There are appropriate procedures by which the taxpayers here, if they dispute the claim that they owed taxes in the amounts collected, may contest them. These proceedings are not appropriate for that purpose. If the action of Thomas against the District Director may be regarded as one for a refund of taxes paid, it cannot be now maintained because he has never filed a claim for refund.

Under these circumstances, we conclude that the Marshal properly recognized the validity of the tax lien, of which he had notice, that he could not have then lawfully returned the money to Thomas and Butler, and that the Court's order that these moneys be returned to Thomas and Butler must be reversed.


1 26 USCA 6321.

2 United States v. City of Greenville, 4 Cir., 118 F. 2d 963 [41-1 USTC 9381].

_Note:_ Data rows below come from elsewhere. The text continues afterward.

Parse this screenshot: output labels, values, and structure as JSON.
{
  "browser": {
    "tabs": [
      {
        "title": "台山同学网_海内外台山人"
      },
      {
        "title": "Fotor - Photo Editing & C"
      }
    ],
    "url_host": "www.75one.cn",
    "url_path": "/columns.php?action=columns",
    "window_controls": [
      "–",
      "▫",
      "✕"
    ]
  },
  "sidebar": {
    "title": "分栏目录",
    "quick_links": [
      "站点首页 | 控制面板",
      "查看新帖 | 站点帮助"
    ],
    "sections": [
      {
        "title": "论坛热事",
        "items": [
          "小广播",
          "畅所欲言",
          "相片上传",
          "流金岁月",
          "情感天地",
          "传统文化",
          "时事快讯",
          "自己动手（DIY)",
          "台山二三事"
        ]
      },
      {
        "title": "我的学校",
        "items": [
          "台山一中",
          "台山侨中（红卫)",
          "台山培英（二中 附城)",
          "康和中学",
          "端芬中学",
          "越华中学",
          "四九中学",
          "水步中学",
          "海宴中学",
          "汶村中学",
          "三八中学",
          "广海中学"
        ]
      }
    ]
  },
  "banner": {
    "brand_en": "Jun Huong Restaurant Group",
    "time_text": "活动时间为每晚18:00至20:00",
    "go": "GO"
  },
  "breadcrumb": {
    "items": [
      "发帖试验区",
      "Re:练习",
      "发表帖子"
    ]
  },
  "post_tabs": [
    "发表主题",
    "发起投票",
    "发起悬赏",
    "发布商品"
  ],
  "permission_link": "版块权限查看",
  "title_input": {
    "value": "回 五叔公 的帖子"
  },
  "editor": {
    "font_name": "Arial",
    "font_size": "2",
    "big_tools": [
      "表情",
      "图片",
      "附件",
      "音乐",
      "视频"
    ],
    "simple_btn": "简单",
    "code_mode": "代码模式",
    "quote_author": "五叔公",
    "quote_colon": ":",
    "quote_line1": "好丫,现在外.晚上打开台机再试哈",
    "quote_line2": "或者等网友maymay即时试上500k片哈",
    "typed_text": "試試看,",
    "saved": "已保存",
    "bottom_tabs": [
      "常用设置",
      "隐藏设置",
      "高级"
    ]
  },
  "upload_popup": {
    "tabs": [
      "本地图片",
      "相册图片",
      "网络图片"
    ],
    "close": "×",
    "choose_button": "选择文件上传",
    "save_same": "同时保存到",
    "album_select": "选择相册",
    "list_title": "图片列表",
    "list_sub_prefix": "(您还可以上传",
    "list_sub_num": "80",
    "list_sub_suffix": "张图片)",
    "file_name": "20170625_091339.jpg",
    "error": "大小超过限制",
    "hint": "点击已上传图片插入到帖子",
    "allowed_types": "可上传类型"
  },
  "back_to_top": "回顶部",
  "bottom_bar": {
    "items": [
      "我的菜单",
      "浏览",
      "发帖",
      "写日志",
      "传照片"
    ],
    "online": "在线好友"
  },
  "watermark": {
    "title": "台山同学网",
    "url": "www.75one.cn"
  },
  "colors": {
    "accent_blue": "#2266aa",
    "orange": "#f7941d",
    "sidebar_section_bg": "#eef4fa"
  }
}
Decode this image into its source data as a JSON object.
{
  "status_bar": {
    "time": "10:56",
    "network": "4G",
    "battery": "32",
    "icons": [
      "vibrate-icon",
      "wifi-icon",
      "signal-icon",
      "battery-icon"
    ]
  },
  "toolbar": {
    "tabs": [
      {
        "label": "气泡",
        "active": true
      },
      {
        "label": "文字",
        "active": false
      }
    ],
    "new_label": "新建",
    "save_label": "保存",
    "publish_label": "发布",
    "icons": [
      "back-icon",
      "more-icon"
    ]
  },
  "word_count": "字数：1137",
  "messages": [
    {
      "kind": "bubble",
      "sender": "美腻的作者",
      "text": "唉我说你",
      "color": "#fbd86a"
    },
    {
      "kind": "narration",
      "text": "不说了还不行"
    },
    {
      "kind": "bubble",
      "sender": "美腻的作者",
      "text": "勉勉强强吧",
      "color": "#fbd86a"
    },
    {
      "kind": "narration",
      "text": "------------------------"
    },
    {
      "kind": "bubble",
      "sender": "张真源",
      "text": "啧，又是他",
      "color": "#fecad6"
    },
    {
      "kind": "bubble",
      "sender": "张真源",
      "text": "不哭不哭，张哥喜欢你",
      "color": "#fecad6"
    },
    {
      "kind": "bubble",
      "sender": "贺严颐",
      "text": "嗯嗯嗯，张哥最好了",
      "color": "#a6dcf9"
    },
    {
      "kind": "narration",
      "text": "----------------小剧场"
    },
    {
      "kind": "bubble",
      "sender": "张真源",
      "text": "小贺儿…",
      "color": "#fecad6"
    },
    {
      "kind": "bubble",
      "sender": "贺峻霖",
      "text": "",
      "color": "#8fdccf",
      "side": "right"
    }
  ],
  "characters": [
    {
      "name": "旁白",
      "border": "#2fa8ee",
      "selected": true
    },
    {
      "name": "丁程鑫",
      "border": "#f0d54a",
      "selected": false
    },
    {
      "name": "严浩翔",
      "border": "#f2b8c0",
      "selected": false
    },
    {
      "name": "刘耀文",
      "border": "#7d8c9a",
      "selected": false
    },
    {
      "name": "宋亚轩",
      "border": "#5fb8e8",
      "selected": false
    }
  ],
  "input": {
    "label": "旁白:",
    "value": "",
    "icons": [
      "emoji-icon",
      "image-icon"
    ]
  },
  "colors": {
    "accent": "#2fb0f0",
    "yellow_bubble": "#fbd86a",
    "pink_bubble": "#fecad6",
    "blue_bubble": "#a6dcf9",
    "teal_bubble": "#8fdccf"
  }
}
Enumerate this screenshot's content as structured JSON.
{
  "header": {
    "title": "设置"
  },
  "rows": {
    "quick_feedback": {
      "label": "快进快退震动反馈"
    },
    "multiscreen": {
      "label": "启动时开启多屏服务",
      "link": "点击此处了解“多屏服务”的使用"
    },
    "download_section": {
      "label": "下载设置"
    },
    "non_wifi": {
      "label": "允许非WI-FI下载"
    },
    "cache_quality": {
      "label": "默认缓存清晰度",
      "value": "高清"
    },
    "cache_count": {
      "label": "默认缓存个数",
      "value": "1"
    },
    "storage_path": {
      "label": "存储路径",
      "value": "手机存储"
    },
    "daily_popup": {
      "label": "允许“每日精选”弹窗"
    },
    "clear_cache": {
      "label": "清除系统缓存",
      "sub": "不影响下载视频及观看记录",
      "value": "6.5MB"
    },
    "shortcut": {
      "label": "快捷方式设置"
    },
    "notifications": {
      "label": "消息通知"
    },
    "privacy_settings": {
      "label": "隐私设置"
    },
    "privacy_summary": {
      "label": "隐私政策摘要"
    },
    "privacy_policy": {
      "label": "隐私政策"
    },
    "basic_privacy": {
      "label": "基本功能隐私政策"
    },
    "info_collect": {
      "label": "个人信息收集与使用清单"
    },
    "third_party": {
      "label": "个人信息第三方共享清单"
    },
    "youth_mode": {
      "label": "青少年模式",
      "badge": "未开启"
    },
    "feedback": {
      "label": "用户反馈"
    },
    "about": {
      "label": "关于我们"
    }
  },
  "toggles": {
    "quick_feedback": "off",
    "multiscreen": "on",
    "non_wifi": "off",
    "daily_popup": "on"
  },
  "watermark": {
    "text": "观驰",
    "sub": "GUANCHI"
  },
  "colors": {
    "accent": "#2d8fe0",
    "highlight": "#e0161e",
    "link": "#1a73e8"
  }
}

3 Field v. United States, 5 Cir., 263 F. 2d 758; Welsh v. United States, C. A. D. C., 220 F. 2d 200 [55-1 USTC 9238]; United States v. City of New York, 2 Cir., 82 F. 2d 242 [36-1 USTC 9119]; United States v. Klein, S. D. N. Y., 163 F. Supp. 823 [58-2 USTC 9761]; United States v. Leuci, E. D. N. Y., 160 F. Supp. 715 [58-1 USTC 9480]; Weir v. Corbett, W. D. Wash., 158 F. Supp. 198 [58-1 USTC 9208]; United States v. Pagan, S. D. N. Y., 140 F. Supp. 711 [55-2 USTC 9600]; United States v. Ortiz, S. D. N. Y., 140 F. Supp. 355 [56-1 USTC 9387]; United States v. Willmann, E. D. Mo., 63 F. Supp. 535 [45-2 USTC 9444].

4 Field v. United States, 5 Cir., 263 F. 2d 758; Welsh v. United States , C. A. D. C., 220 F. 2d 200 [55-1 USTC 9238].